The researchers further narrowed DFTD's origins by determining which genes were switched on in normal and cancerous devil cells. In their gene-activity profile, tumors were most similar to the Schwann cells that insulate nerves outside of the brain and spinal cord by secreting a fatty substance known as myelin. For instance, the tumors manufacture the distinctive Schwann cell protein periaxin, which is part of the myelin-making biochemical pathway. The researchers reported in last week's issue of Science that DFTD probably first began when a Schwann cell or one of its less-specialized precursor cells became cancerous.

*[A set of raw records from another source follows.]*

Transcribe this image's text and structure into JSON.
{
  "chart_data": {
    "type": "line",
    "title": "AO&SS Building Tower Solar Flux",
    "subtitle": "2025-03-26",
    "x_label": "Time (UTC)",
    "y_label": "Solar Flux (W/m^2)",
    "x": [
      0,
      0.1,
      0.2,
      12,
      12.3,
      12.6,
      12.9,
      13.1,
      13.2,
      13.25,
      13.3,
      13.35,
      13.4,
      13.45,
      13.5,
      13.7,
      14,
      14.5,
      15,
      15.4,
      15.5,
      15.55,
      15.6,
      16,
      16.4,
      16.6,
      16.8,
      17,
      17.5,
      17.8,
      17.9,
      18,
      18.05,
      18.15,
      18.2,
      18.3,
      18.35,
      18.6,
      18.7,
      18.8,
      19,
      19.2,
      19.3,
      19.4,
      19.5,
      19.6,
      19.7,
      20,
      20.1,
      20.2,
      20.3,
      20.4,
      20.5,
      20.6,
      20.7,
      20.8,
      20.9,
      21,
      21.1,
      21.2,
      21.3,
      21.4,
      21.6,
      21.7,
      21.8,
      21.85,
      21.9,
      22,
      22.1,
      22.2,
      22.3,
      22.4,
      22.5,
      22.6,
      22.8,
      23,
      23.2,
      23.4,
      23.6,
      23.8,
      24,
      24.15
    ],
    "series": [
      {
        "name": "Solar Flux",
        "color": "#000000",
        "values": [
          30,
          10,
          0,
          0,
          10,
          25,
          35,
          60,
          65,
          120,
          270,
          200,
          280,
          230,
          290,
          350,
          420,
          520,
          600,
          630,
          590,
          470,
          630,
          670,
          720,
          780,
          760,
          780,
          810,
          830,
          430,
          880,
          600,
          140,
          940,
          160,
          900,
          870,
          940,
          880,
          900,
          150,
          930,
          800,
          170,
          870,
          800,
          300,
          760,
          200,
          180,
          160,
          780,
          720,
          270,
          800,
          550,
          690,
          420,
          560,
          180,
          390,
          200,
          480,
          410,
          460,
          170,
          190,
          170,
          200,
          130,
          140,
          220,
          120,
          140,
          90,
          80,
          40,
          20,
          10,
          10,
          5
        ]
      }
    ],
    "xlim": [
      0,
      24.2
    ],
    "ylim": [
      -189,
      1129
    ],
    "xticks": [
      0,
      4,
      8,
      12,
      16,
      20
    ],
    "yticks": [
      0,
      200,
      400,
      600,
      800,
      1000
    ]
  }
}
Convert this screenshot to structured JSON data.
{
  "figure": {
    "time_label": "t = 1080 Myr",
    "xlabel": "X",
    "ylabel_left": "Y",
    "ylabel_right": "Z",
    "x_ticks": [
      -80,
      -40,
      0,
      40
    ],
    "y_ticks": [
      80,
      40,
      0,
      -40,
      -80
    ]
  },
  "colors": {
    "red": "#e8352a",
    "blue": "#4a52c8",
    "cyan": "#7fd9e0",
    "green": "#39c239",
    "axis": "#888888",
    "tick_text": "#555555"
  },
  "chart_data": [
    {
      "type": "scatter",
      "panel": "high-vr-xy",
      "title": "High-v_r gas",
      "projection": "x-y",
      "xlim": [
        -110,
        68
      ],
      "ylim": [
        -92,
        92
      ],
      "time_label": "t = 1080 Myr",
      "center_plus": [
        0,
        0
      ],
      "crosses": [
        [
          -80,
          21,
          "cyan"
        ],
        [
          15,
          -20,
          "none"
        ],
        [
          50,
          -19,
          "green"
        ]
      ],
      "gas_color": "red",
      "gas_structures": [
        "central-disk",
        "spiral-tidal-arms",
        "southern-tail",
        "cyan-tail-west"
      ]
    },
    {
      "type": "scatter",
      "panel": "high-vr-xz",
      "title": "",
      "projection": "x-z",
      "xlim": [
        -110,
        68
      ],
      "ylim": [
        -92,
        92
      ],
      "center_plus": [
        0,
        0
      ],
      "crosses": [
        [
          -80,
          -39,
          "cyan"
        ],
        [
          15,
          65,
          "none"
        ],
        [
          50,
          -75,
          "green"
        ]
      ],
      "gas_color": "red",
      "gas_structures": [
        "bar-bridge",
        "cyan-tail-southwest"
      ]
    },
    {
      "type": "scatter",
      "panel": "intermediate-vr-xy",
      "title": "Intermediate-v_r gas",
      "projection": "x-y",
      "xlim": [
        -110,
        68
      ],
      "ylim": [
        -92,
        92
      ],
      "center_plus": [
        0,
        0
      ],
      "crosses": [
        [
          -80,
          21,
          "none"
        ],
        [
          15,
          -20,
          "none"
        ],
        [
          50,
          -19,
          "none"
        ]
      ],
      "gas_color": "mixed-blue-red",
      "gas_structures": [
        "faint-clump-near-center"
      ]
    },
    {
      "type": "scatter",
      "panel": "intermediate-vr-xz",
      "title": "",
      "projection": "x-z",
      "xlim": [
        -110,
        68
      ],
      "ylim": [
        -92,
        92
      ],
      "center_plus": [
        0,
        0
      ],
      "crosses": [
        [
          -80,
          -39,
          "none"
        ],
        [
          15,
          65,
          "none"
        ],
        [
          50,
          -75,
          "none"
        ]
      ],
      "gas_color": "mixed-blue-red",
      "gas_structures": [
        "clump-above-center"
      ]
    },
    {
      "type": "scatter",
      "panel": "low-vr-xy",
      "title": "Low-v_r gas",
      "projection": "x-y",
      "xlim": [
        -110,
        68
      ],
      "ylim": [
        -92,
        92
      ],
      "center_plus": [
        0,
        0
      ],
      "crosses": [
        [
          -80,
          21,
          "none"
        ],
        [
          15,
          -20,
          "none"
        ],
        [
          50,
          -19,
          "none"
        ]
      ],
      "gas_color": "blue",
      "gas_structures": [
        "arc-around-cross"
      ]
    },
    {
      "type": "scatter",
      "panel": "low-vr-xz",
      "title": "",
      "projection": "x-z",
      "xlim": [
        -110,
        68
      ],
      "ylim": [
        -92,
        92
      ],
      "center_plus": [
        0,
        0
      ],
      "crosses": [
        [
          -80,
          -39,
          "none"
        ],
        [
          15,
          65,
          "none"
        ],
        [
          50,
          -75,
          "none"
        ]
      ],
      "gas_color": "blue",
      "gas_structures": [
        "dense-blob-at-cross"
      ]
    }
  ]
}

Tasmanian devils are prone to a variety of tumors, and the results might lead to methods for quickly distinguishing animals with DFTD, says Murchison. "We found specific genes that allow us to tell the difference between this transmissible cancer and other kinds of cancer in devils." She and her colleagues suggest a diagnostic test that screens for periaxin. Another possible benefit is a vaccine that spurs the devil immune system to eliminate DFTD cells--something it apparently fails to do.
"It's a nice piece of work," says viral oncologist Robin Weiss of University College London. By revealing which genes are active in tumors, the study might also provide clues about how the cancer cells survive and why they can jump from animal to animal, says disease ecologist Hamish McCallum of the Griffith School of Environment in Australia. At the same time, says McCallum, the findings raise a question: "This is clearly a trick that cancer can play, so why is it so rare?"